As people whetted their appetite with Pong, they wanted more. Computing power increased to meet the demand. The Atari 2600 was a 1 MHz machine. Nintendo a 2 MHz machine. The Sega Genesis an 8 MHz machine. The Nintendo 64 a 96 MHz machine, and the Playstation 3 a 3.2 GHz machine. Home computers followed the same exponential growth. From the lowly 8086 to the Pentium 4, computing power increased and the chance to play ever better versions of Pong increased. It is to the point now, where the best computers are specifically designed for gamers, in other words Pong Players.

In recent years, computers have become ubiquitous. Laptops, GPS, smartphones are all computers. So does the idea that Computers were Invented to Play Pong still hold true? Isn’t there some other higher purpose? The quick answer is OF COURSE! This can be seen from the most popular game of all time. Angry Birds. In two years it has been downloaded more than 500 million times. To give you an idea of how much that is, the computer operating system that is installed on the most computers is Windows XP. It is on 500 million. And every computer needs an operating system. And is Angry Birds some revolutionary game? No, simply an object (the slingshot) projecting another object (the bird) at an opponent (the pigs and their buildings). The exact same formula that started the computer revolution in 1972.

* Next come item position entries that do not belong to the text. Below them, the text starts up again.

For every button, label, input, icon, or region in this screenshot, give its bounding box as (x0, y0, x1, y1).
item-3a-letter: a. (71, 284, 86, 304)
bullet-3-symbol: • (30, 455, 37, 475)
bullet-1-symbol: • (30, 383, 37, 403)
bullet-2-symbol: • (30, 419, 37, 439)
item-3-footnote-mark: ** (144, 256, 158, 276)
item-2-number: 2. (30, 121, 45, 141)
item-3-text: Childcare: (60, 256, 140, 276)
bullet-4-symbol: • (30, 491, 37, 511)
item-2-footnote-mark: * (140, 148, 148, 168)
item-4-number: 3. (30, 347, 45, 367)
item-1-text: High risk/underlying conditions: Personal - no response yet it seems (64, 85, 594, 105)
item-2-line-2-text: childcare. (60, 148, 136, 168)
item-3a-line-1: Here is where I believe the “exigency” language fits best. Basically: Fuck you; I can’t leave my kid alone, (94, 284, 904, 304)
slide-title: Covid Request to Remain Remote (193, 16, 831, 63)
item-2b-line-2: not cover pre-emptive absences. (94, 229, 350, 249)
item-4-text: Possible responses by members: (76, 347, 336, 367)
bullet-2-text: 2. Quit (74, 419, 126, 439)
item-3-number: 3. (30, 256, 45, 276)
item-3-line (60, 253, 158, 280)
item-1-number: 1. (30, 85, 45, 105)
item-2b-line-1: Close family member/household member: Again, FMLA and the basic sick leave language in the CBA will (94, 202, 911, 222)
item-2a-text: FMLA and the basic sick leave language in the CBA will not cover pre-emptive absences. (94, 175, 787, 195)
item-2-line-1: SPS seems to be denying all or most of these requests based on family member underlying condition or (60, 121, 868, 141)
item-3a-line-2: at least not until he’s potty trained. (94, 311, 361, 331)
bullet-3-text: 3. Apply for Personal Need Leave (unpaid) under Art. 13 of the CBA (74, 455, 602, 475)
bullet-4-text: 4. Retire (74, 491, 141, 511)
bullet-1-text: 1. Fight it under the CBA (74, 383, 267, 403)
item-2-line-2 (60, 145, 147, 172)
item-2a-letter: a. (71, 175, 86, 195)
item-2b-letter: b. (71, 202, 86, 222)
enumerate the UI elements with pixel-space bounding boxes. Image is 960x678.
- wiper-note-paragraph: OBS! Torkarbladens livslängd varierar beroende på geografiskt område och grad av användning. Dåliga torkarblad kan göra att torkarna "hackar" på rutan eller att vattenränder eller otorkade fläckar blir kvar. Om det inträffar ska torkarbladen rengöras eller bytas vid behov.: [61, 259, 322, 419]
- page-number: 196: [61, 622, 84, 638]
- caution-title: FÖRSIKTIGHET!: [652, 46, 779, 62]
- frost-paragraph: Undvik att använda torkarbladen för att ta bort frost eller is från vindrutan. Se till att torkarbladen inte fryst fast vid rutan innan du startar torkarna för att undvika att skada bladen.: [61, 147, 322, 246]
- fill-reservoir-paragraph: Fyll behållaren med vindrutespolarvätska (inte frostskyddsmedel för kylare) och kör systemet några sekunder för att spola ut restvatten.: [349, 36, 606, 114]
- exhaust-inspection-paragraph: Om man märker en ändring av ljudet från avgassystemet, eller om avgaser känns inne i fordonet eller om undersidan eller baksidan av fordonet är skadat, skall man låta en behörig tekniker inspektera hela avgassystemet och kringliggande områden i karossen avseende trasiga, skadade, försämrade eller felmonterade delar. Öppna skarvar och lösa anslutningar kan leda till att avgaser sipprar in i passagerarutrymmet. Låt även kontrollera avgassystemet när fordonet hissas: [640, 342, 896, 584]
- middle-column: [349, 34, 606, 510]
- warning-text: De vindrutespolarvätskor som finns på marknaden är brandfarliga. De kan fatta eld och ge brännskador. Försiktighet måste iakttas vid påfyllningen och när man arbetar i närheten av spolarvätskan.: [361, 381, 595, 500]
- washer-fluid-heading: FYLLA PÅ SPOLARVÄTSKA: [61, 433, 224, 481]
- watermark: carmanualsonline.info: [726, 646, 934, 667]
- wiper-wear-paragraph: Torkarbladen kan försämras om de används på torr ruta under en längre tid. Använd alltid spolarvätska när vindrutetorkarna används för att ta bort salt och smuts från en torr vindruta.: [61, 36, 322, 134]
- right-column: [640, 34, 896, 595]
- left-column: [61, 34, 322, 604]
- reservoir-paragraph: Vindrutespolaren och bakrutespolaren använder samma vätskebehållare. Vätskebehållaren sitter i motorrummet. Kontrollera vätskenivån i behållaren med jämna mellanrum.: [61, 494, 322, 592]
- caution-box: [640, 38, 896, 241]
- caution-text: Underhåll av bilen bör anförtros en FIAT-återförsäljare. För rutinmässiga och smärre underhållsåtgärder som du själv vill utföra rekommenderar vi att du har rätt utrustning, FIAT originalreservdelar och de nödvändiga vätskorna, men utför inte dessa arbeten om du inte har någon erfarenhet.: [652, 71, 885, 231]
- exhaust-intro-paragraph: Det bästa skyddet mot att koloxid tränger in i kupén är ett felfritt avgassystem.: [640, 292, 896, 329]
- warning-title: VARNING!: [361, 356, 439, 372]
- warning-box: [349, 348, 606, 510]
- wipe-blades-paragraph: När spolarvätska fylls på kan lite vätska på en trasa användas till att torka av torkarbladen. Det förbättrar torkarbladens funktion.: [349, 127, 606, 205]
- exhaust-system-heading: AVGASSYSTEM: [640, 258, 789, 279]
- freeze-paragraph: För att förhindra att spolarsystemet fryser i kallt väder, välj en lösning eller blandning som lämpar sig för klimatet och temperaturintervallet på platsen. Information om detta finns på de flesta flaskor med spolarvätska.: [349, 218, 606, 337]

Now some may say that there are other types of games. Shoot-em-up. Same outline as Pong. Mario Bros. Same outline as Pong. Driving/Flight simulators. Same outline as Pong. All of these computer games can trace their lineage back to Pong. Sure they may substitute a gun, turtle or car for the paddle or ball. Even the most advanced game system, the Xbox Kinect which has a full motion camera so that you don’t even have a controller comes packaged with Pong (its called Rally Ball). Of course, if you want to buy the Sports pack, you get Table Tennis (Pong), Soccer (Pong with Feet), and Beach Volleyball (Pong with all parts of your body).

There is one genre of games that do not fit the Pong category. These are puzzle games. Solitaire, Sudoku, Mahjong, Chess. But lets be honest with ourselves, the only reason you are playing these on the computer is because your too lazy to deal a deck of cards.

In conclusion, computers would never have reached their full potential without Pong. It was the game that started the computer revolution. The dawn of the Information Age.

Oh, what’s that? ... No, that can’t be right. Are you telling me the first computer game was SpaceWar! It came out in 1961. Forget everything I just wrote, we are living in the World of SpaceWar.